La storia è ambientata nell’autunno del 1952, in una frazione lagunare del Veneto. Un giovane funzionario del Ministero di Grazia e Giustizia (Gabriele Lo Giudice) viene inviato da Roma per indagare su un caso delicatissimo: un ragazzo di quattordici anni, Carlo Mongiorgi, ha ucciso un coetaneo, Emilio Vestri Musy, sostenendo che fosse “il Diavolo in persona”. Il caso rischia di mettere in imbarazzo la Democrazia Cristiana, il partito politico che all’epoca era alla guida del paese e molto legato alla chiesa cattolica. Attraverso una serie di flashback e testimonianze, si ricostruisce un mondo dominato da fanatismo, pregiudizio e paure ataviche. Emilio, figlio di una famiglia influente, viene descritto come una creatura disturbante, con denti animaleschi e un comportamento inquietante, al punto da essere temuto dai suoi stessi compagni di catechismo. La figura del “bambino-demonio” nasce dall’immaginario collettivo, alimentata da una religiosità più vicina al terrore che alla speranza. L’indagine, presto, si trasforma in un viaggio sempre più incerto, in cui razionalità e superstizione si confondono, e il male sembra potersi manifestare in forme del tutto ordinarie.

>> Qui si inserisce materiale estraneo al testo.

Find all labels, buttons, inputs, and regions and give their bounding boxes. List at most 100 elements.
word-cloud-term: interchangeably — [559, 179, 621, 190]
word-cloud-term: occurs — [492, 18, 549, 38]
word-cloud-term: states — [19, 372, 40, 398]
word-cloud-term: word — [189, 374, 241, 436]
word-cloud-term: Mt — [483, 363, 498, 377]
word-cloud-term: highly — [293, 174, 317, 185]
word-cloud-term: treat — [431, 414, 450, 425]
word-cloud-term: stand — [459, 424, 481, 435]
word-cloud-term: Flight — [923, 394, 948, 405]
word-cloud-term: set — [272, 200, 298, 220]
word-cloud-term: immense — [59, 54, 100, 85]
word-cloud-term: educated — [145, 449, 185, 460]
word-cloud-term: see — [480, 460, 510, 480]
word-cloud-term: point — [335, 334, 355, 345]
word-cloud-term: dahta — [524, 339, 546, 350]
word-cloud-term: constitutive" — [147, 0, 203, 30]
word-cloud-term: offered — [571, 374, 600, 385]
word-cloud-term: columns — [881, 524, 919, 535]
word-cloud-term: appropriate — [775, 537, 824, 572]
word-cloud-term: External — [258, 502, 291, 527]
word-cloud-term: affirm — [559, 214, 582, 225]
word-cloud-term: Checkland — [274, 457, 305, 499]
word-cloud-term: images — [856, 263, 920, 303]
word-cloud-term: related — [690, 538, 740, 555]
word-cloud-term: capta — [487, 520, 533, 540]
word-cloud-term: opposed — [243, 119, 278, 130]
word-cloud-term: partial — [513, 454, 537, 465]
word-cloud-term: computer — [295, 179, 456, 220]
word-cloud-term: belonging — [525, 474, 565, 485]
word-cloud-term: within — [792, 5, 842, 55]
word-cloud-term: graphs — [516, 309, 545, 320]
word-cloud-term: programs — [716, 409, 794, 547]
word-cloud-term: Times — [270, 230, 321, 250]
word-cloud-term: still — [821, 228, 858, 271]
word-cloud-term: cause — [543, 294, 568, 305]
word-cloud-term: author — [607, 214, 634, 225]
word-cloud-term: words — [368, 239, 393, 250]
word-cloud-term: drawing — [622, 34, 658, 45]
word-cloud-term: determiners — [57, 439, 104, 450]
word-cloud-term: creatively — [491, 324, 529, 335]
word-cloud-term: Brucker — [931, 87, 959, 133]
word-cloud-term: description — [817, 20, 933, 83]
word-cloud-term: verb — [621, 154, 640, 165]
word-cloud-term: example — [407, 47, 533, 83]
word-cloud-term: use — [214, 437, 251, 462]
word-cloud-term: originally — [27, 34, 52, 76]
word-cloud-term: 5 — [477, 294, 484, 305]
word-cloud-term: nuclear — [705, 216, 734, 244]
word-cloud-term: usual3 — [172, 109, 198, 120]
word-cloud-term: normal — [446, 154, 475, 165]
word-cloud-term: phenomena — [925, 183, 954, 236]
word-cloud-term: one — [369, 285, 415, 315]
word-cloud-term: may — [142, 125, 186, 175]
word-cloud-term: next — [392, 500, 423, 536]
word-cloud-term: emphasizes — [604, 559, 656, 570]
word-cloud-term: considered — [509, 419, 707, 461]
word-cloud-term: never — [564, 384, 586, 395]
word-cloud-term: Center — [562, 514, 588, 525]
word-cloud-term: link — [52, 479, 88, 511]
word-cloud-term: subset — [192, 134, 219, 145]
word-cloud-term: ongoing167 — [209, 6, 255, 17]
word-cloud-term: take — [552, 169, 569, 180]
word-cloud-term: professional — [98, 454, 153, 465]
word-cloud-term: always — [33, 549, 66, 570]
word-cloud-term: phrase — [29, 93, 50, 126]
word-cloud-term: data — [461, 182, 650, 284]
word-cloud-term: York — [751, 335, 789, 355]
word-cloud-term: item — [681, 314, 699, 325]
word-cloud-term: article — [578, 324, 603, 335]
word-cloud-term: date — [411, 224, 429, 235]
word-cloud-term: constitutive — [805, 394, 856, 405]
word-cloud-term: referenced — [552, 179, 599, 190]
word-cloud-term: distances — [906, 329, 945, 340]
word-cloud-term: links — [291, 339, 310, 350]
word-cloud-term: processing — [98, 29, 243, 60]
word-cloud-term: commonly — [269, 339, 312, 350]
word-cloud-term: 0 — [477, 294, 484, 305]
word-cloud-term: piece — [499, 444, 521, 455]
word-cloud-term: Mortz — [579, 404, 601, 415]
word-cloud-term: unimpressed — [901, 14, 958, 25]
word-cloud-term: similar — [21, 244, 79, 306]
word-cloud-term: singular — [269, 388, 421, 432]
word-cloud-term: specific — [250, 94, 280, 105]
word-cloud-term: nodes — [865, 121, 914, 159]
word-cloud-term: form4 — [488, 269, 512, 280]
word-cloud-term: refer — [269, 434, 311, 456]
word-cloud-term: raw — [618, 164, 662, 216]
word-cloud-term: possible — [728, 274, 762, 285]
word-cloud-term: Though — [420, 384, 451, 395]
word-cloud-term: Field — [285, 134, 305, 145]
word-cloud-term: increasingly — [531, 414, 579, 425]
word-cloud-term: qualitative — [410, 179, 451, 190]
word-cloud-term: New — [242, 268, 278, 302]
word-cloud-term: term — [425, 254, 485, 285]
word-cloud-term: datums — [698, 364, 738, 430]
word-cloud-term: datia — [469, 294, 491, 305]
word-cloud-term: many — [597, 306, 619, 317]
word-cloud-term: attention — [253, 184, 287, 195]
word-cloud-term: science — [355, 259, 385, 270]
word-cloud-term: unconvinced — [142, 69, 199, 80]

Il signor Diavolo è un film che lascia sensazioni ambivalenti. Girato con mezzi limitati, presenta una fotografia desaturata, dominata da toni marroni, che restituisce un certo sapore d’epoca ma finisce per appiattire l’immagine. Il sonoro è debole, con dialoghi spesso sussurrati e difficili da seguire, mentre la messa in scena richiama per ritmo e impostazione quella degli sceneggiati della RAI. A questo si aggiungono un protagonista poco carismatico, una sceneggiatura discontinua e un finale un pò troppo sbrigativo.
Eppure, nonostante i limiti, il film ha quel sapore nostalgico apprezzato dagli amanti del cinema del passato. I riferimenti storici sono ben calibrati e restituiscono un’Italia del dopoguerra ancora profondamente immersa nella religione, dove politica e fede si intrecciano fino a diventare indistinguibili. Le location agresti – campi brulli, chiese isolate, canoniche polverose – sono perfettamente in linea con l’estetica avatiana e contribuiscono a creare un’atmosfera autentica, carica di inquietudine.
Il cast, almeno quello composto da volti noti del cinema di Avati come Gianni Cavina, Lino Capolicchio e Alessandro Haber, offre interpretazioni capaci di compensare le prove anonime e fastidiosamente sussurrate dei giovani attori. Da segnalare anche la buona prova di Chiara Caselli nel ruolo della madre di Emilio, figura ambigua e carica di tensione.
Più che spaventare, Il signor Diavolo lavora sulla suggestione, sul non detto, sull’idea che il male possa annidarsi nelle pieghe più banali della realtà. È un film nostalgico, forse anche un po’ autocelebrativo, ma elegante e coerente con il percorso autoriale di Avati. Un'opera che guarda a un’Italia scomparsa, ma ancora capace di farci tremare, se solo sappiamo ascoltarne i fantasmi.